Title: The King’s Deception (Cotton Malone #8)
Author: Steve Berry (website)
Pub. Date: June 11, 2013
Source: e-ARC via netgalley
Summary: Cotton Malone and his fifteen-year-old son, Gary, are headed to Europe. As a favor to his former boss at the Justice Department, Malone agrees to escort a teenage fugitive back to England. But after he is greeted at gunpoint in London, both the fugitive and Gary disappear, and Malone learns that he’s stumbled into a high-stakes diplomatic showdown—an international incident fueled by geopolitical gamesmanship and shocking Tudor secrets.
Genre: Thriller, Mystery
He once thought his own family dysfunctional, but the Tudors proved that there was always something worse.
Cotton Malone, Justice Department agent-turned-antique bookseller, is still reeling from the news of his ex-wive’s betrayal. The revelation that Gary is not his son cut deep and hurt Gary even worse. The two plan to spend Gary’s Thanksgiving break together – Gary will fly out to Cotton’s shop in Copenhagen – but life never goes according to plan.
It seems the job of an agent – even an ex-agent – is never done and, as a favor, Cotton was asked to escort another teenager back home. 15-year old Ian Dunne witnessed a murder and fled the scene with a flash drive containing an unimaginable secret. Now the boy is in grave danger and only Cotton can save him.
Steve Berry is one of my go-to comfort authors and I was ecstatic to receive a copy of his latest. I first discovered Berry shortly after high school when I was coming off my Da Vinci Code high and looking for something similar. Somehow I came across one of Berry’s books and haven’t looked back. Guys, any of his books are perfect beach reads: blindingly fast pace, super short chapters (a few pages at most with multiple scenes per chapter), intriguing plots. Also, he helped fuel my Romanov obsession.
Don’t be intimidated by the length of his Cotton Malone series: one of the best things about Berry’s books is that you can jump in anywhere and not feel confused or lost.
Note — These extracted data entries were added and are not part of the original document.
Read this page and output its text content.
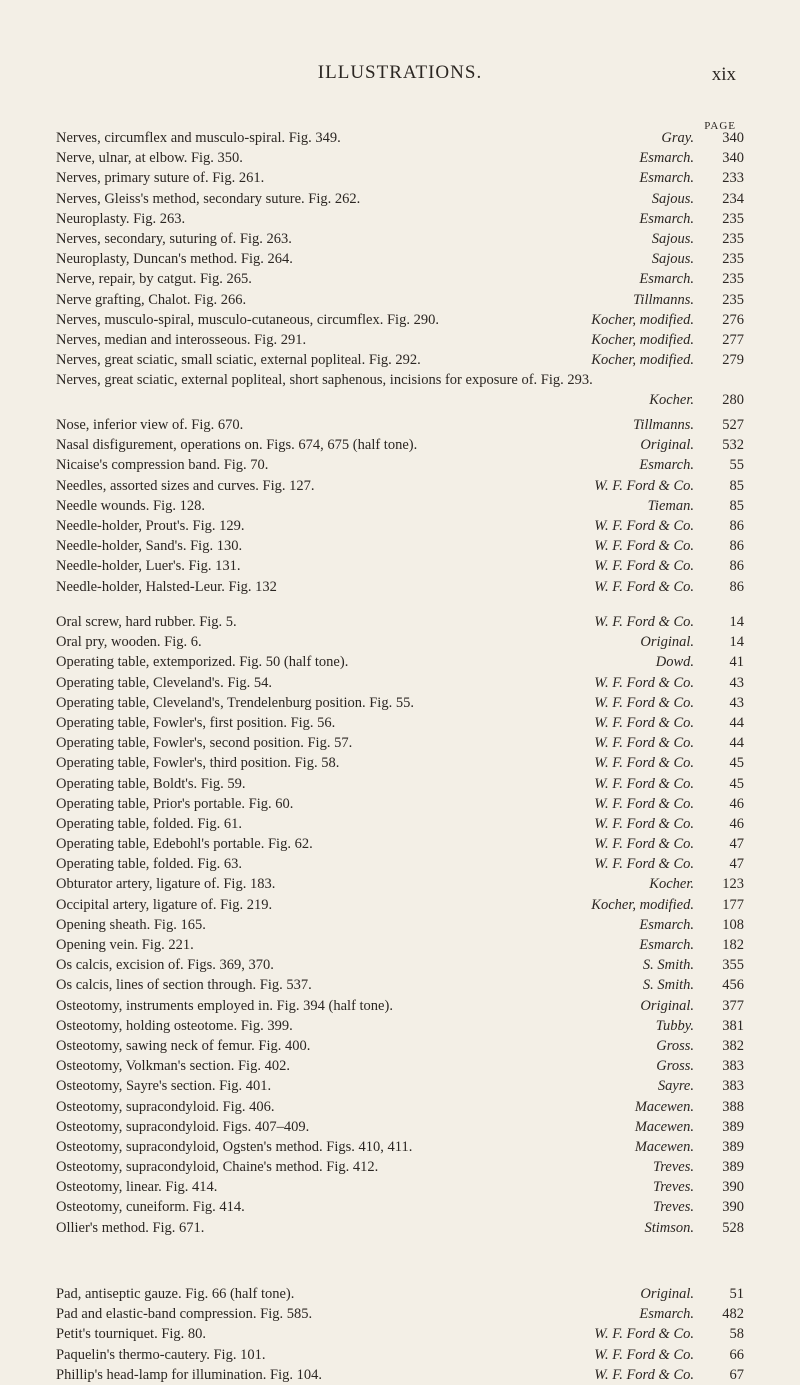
ILLUSTRATIONS.	xix
PAGE
Nerves, circumflex and musculo-spiral. Fig. 349.	Gray.	340
Nerve, ulnar, at elbow. Fig. 350.	Esmarch.	340
Nerves, primary suture of. Fig. 261.	Esmarch.	233
Nerves, Gleiss's method, secondary suture. Fig. 262.	Sajous.	234
Neuroplasty. Fig. 263.	Esmarch.	235
Nerves, secondary, suturing of. Fig. 263.	Sajous.	235
Neuroplasty, Duncan's method. Fig. 264.	Sajous.	235
Nerve, repair, by catgut. Fig. 265.	Esmarch.	235
Nerve grafting, Chalot. Fig. 266.	Tillmanns.	235
Nerves, musculo-spiral, musculo-cutaneous, circumflex. Fig. 290.	Kocher, modified.	276
Nerves, median and interosseous. Fig. 291.	Kocher, modified.	277
Nerves, great sciatic, small sciatic, external popliteal. Fig. 292.	Kocher, modified.	279
Nerves, great sciatic, external popliteal, short saphenous, incisions for exposure of. Fig. 293.
Kocher.	280
Nose, inferior view of. Fig. 670.	Tillmanns.	527
Nasal disfigurement, operations on. Figs. 674, 675 (half tone).	Original.	532
Nicaise's compression band. Fig. 70.	Esmarch.	55
Needles, assorted sizes and curves. Fig. 127.	W. F. Ford & Co.	85
Needle wounds. Fig. 128.	Tieman.	85
Needle-holder, Prout's. Fig. 129.	W. F. Ford & Co.	86
Needle-holder, Sand's. Fig. 130.	W. F. Ford & Co.	86
Needle-holder, Luer's. Fig. 131.	W. F. Ford & Co.	86
Needle-holder, Halsted-Leur. Fig. 132	W. F. Ford & Co.	86
Oral screw, hard rubber. Fig. 5.	W. F. Ford & Co.	14
Oral pry, wooden. Fig. 6.	Original.	14
Operating table, extemporized. Fig. 50 (half tone).	Dowd.	41
Operating table, Cleveland's. Fig. 54.	W. F. Ford & Co.	43
Operating table, Cleveland's, Trendelenburg position. Fig. 55.	W. F. Ford & Co.	43
Operating table, Fowler's, first position. Fig. 56.	W. F. Ford & Co.	44
Operating table, Fowler's, second position. Fig. 57.	W. F. Ford & Co.	44
Operating table, Fowler's, third position. Fig. 58.	W. F. Ford & Co.	45
Operating table, Boldt's. Fig. 59.	W. F. Ford & Co.	45
Operating table, Prior's portable. Fig. 60.	W. F. Ford & Co.	46
Operating table, folded. Fig. 61.	W. F. Ford & Co.	46
Operating table, Edebohl's portable. Fig. 62.	W. F. Ford & Co.	47
Operating table, folded. Fig. 63.	W. F. Ford & Co.	47
Obturator artery, ligature of. Fig. 183.	Kocher.	123
Occipital artery, ligature of. Fig. 219.	Kocher, modified.	177
Opening sheath. Fig. 165.	Esmarch.	108
Opening vein. Fig. 221.	Esmarch.	182
Os calcis, excision of. Figs. 369, 370.	S. Smith.	355
Os calcis, lines of section through. Fig. 537.	S. Smith.	456
Osteotomy, instruments employed in. Fig. 394 (half tone).	Original.	377
Osteotomy, holding osteotome. Fig. 399.	Tubby.	381
Osteotomy, sawing neck of femur. Fig. 400.	Gross.	382
Osteotomy, Volkman's section. Fig. 402.	Gross.	383
Osteotomy, Sayre's section. Fig. 401.	Sayre.	383
Osteotomy, supracondyloid. Fig. 406.	Macewen.	388
Osteotomy, supracondyloid. Figs. 407–409.	Macewen.	389
Osteotomy, supracondyloid, Ogsten's method. Figs. 410, 411.	Macewen.	389
Osteotomy, supracondyloid, Chaine's method. Fig. 412.	Treves.	389
Osteotomy, linear. Fig. 414.	Treves.	390
Osteotomy, cuneiform. Fig. 414.	Treves.	390
Ollier's method. Fig. 671.	Stimson.	528
Pad, antiseptic gauze. Fig. 66 (half tone).	Original.	51
Pad and elastic-band compression. Fig. 585.	Esmarch.	482
Petit's tourniquet. Fig. 80.	W. F. Ford & Co.	58
Paquelin's thermo-cautery. Fig. 101.	W. F. Ford & Co.	66
Phillip's head-lamp for illumination. Fig. 104.	W. F. Ford & Co.	67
There are lots of details provided that will catch you up to speed without being overwhelming or bogged down with backstory.
Like his other books, The King’s Deception is jam-packed with characters but, apart from a few really minor ones, I never had any trouble keeping them straight and each had a distinct identity. Also in true Berry fashion, there are numerous plots that initially seem unrelated, but by the end, you’re left in awe of Berry’s mastery.
The main bulk of the novel questions Elizabeth I’s identity. Legends have circulated for centuries that the Virgin Queen wasn’t quite who she claimed to be and that flash drive Ian Dunne stole? It’s all the proof needed to show the monarch was a fraud. The ramifications of such a discovery would be immense: because the monarch was an impostor, any law or creed created during her reign now becomes void. Essentially this means that a good deal of Ireland was handed over to English colonists under false pretenses. This is HUGE and would ultimately lead to war.
Throughout the novel are multiple diary entries and letters describing how the switch happened and how the court ensured its secrecy. When Elizabeth was thirteen, she contracted a fever and died shortly after. A replacement was found – though at that time no one could have foreseen Elizabeth’s rise to power (she had been a few places down in the list of heirs). These chapters were SO fascinating and kept me glued to the book.
The only downfall to Berry’s writing is that you know from the start who the bad guys are. I like being shocked by a character’s double-cross, but here you know everyone’s motives from the start. A little more surprise would have been nice.
If you’re a Steve Berry newbie and want a good book to take on vacation, pick up a copy of The King’s Deception. While reading I kept pausing to look up so many portraits or historical tidbits (the Mask of Youth, for example!). All of it was so wonderfully researched and interesting; don’t be surprised if you see an upcoming History 101 post!